NELLA PROSPETTIVA dell’ampliamento definitivo, dal Meis ci si attende anche un traino turistico: «Non c’è dubbio che sarà così – conclude Alain Elkann –, se verranno coltivatele relazioni e i legami con i musei ebraici di Parigi, Londra, New York, Washington. Non ho dubbi che ciò accadrà, la direttrice Simonetta Della Seta e il presidente Dario Disegni sono una garanzia: e allora verrà davvero tanta gente a vedere, attraverso le mostre e le attività culturali del museo, come un ebraismo all’apparenza minore, rispetto a quello di altre nazioni, ha avuto, ed ha ancora, un’importanza capitale».

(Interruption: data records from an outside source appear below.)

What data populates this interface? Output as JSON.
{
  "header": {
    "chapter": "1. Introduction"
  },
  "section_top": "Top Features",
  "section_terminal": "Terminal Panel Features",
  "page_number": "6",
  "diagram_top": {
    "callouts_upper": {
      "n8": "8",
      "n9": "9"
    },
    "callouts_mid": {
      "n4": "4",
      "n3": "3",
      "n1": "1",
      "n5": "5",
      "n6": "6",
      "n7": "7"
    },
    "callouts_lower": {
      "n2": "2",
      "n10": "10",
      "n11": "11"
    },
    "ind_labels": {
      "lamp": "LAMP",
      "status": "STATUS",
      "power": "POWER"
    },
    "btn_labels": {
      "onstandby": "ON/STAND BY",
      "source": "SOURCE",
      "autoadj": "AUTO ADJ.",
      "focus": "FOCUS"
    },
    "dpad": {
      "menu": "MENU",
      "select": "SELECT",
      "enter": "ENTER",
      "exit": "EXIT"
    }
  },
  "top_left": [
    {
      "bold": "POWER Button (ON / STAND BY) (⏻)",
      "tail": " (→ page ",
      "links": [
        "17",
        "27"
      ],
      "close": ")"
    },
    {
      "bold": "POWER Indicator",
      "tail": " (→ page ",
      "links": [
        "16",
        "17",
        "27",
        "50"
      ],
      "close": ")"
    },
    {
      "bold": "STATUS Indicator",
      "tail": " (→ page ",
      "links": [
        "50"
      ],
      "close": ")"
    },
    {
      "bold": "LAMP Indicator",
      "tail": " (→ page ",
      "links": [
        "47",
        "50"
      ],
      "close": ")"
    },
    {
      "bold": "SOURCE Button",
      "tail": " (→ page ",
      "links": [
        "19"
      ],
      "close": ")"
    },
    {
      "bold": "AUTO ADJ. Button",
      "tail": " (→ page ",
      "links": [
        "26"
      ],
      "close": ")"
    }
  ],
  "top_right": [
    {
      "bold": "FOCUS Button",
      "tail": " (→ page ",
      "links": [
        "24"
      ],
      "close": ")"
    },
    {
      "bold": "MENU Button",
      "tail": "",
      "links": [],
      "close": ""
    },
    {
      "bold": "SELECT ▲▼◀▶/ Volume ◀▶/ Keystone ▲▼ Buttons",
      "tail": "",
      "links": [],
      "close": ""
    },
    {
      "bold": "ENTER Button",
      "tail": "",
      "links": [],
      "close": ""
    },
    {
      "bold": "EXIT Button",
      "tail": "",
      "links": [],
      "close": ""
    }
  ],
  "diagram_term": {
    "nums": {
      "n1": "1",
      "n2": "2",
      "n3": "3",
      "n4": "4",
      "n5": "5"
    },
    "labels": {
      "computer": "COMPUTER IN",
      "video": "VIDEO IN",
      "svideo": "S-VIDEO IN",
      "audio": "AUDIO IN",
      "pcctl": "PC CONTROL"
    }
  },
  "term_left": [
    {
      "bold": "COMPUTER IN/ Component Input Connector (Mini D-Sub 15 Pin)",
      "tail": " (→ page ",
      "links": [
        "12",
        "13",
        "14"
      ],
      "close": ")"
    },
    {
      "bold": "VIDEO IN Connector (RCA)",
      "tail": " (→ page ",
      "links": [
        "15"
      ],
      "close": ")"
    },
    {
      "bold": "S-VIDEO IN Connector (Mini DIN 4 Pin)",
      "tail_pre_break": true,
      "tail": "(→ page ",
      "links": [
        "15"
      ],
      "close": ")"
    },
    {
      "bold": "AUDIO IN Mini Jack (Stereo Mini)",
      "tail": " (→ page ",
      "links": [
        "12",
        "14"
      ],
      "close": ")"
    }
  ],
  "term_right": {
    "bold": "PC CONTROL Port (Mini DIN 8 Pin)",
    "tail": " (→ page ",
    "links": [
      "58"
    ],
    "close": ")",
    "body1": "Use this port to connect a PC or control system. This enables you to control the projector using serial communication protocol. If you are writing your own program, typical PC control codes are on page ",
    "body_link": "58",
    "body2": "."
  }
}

Meis, occasione da cogliere

Il commento di CRISTIANO BENDIN

QUESTA settimana, la città sarà protagonista di un grande evento: l’inaugurazione del Meis da parte del presidente della Repubblica. Frutto di una intuizione bipartisan (una volta tanto, una buona politica), il museo dell’ebraismo italiano e della Shoah è un unicum in Italia. E in una Europa dove si sono riaccesi preoccupanti focolai di antisemitismo – a volte celati da antisionismo – un museo del genere è destinato a diventare un presidio culturale e di memoria di primaria importanza. Come Carlino, accompagneremo i nostri lettori fino alla tappa di mercoledì con articoli e approfondimenti per capire che non si tratta di una storia «altro da sé» ma di un pezzo fondamentale della nostra storia di italiani. E soprattutto di un rilevante pezzo di storia di questa città che, fino al 1938, era fortemente intrisa di vita, tradizione e straordinaria cultura ebraica.